Since the pathogen of a disease needs to be introduced into the human population and then subsequently spread and maintain itself in the population, a large human population size favors the spread and perpetuation of diseases. The dramatic increase in the human population means that more space for living is needed. Therefore, the expansion of the human population into virgin forests could disturb the virus reservoirs and increase the opportunities for viral transmission from animals to humans, ultimately causing EIDs.

Urbanization

Urbanization brings with it the problems of housing, sanitation, pollution, drinking water, and health care facilities. Increasing population densities and urban poverty encourage the spread of viruses; under poor sanitary conditions, people are more susceptible to pulmonary and gastrointestinal infections.

Human Population Movements and Migration

Due to intense human traffic, the spread of infectious diseases can be led to new areas at any time. Viruses present in rural areas of the world, such as rural areas of Africa or Asia, may show up in more developed parts of the world, such as in Europe or the United States. As more people migrate and reproduce, the strained infrastructure of public health faces increased pressure, and can ultimately break down.

Global travel enables viremic travelers to reach any part of the world in less than 24 hours, possibly initiating a global pandemic. Viruses can be spread around the world by international air travelers. Unplanned migration due to war or natural disasters has played a large part in introducing infectious diseases into humans.

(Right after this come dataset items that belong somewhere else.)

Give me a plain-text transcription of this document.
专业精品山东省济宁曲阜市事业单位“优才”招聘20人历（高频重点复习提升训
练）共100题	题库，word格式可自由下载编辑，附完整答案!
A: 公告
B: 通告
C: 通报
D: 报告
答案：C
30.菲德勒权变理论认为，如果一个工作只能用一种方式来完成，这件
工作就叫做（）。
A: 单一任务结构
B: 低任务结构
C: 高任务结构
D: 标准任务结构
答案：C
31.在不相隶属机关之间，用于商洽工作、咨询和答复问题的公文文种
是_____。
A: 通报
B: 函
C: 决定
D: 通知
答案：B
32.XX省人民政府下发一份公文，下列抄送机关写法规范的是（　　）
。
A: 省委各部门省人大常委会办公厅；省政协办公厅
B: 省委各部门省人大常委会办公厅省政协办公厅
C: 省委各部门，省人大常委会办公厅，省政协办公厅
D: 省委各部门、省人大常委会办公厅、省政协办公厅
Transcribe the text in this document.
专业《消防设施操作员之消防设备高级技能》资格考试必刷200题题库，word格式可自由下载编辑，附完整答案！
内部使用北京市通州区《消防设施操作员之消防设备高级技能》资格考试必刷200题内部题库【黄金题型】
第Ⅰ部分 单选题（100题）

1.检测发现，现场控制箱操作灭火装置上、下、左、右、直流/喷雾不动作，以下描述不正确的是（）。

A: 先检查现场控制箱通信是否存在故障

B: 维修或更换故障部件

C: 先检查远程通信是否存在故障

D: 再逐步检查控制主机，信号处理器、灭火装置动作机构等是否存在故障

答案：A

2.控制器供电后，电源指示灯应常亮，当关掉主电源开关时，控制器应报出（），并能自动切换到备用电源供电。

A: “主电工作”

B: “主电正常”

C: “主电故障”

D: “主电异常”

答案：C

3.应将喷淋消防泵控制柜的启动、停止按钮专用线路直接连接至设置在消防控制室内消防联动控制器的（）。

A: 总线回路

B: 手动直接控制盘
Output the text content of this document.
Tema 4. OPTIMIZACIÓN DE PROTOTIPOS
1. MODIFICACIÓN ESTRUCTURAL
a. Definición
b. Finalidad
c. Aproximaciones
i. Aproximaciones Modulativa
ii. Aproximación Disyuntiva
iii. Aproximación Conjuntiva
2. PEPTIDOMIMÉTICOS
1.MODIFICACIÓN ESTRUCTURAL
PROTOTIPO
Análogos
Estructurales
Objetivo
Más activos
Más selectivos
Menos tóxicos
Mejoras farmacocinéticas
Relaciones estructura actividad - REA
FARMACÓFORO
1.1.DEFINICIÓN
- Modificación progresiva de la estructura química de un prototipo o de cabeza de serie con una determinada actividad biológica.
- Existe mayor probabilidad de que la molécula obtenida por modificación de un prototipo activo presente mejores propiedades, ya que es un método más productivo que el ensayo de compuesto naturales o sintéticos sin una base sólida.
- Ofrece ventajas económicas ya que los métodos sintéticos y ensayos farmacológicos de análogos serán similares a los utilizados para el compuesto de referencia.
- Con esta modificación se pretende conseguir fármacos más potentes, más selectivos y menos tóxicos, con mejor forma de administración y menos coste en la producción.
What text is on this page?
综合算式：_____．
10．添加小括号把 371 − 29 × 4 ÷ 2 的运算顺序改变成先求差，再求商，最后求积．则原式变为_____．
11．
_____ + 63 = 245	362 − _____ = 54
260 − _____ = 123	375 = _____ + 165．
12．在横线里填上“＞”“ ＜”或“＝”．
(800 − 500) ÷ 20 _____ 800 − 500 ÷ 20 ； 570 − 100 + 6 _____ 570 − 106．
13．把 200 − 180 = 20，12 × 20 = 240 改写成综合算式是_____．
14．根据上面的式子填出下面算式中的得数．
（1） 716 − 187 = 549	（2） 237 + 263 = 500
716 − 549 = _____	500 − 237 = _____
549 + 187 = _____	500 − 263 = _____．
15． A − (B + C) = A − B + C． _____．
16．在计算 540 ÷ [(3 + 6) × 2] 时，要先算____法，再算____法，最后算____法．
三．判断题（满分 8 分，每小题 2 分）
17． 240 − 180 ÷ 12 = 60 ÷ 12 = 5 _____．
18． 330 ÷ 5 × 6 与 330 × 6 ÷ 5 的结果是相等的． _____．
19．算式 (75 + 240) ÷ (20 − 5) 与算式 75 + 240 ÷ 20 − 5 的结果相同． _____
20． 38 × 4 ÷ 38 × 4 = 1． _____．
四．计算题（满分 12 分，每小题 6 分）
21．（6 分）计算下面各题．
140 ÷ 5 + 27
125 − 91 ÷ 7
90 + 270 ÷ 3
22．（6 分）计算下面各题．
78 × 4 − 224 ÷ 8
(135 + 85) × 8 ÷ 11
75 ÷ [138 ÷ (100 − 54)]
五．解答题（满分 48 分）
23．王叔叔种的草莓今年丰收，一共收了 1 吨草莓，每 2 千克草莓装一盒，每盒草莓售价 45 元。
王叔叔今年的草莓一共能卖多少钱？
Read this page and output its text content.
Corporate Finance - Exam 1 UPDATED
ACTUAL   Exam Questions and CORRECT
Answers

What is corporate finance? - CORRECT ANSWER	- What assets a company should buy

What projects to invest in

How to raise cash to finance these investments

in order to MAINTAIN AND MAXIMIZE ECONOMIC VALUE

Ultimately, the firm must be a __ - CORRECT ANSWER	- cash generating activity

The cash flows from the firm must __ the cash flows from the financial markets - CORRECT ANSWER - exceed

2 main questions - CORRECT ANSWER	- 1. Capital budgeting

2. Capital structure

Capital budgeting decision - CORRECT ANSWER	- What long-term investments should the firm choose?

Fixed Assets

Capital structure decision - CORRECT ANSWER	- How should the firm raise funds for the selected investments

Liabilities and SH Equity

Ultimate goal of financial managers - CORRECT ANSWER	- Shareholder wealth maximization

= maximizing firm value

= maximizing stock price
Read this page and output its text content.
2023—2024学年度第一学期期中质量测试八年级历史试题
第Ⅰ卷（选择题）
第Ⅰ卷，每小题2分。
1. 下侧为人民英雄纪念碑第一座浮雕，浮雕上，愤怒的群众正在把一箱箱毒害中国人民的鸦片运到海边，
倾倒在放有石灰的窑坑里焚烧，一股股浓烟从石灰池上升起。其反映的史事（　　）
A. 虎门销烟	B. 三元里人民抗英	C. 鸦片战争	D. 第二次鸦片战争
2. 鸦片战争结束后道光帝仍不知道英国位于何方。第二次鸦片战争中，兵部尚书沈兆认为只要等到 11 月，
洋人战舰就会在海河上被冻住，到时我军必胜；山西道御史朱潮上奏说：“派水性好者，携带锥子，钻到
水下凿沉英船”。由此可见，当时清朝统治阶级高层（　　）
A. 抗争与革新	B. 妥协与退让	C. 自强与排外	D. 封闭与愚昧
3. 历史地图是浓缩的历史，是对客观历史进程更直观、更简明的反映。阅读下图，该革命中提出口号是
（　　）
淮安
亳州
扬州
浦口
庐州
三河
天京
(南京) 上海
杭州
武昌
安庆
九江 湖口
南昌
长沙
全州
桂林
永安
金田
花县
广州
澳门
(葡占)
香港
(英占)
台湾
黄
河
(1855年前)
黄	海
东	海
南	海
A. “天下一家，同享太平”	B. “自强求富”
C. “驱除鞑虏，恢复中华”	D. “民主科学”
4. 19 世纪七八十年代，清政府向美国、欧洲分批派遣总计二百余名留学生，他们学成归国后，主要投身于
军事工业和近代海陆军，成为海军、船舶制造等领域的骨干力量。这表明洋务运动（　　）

Global Food Production Chain

Today, mass food processing combines large amounts of raw materials for worldwide distribution. Unfortunately, global trade expanded the markets for imported foods, which occasionally contain microbial contaminants due to uneven sanitary practices during manufacture and processing of food in different parts of the world. Food-borne viral infections are also increasingly recognized as an additional cause of illness in humans.

Animal Trade

Imported experimental monkeys, such as vervet monkeys used in biomedical research, from tropical countries into Western countries, were responsible for an outbreak of Marburg virus in Marburg (Germany) and Ebola virus in Virginia (US) in 1969 and 1989, respectively.

Sexual Behavior

Having multiple sex partners increases the risk of sexually transmitted diseases (STDs). Long-term sex-relationships in populations dramatically increased the size, speed, and variability of the HIV epidemic. In the current monkeypox outbreak, the virus is spreading primarily through sexual contact.

Ecological Factors

Many EID outbreaks have occurred after extreme climatic conditions such as floods and droughts, demonstrating a clear relationship between environmental characteristics and virus emergence. A slight rise in global temperature could trigger explosions of the earth's insect population. Mosquito-borne infections (including dengue fever and yellow fever) are being reported at high elevations in South and Central America, Asia, and East and Central Africa since the expansion of mosquito populations. The rise in industrialization-related human activities might even have imposed conditions for the emergence of future coronavirus cycles.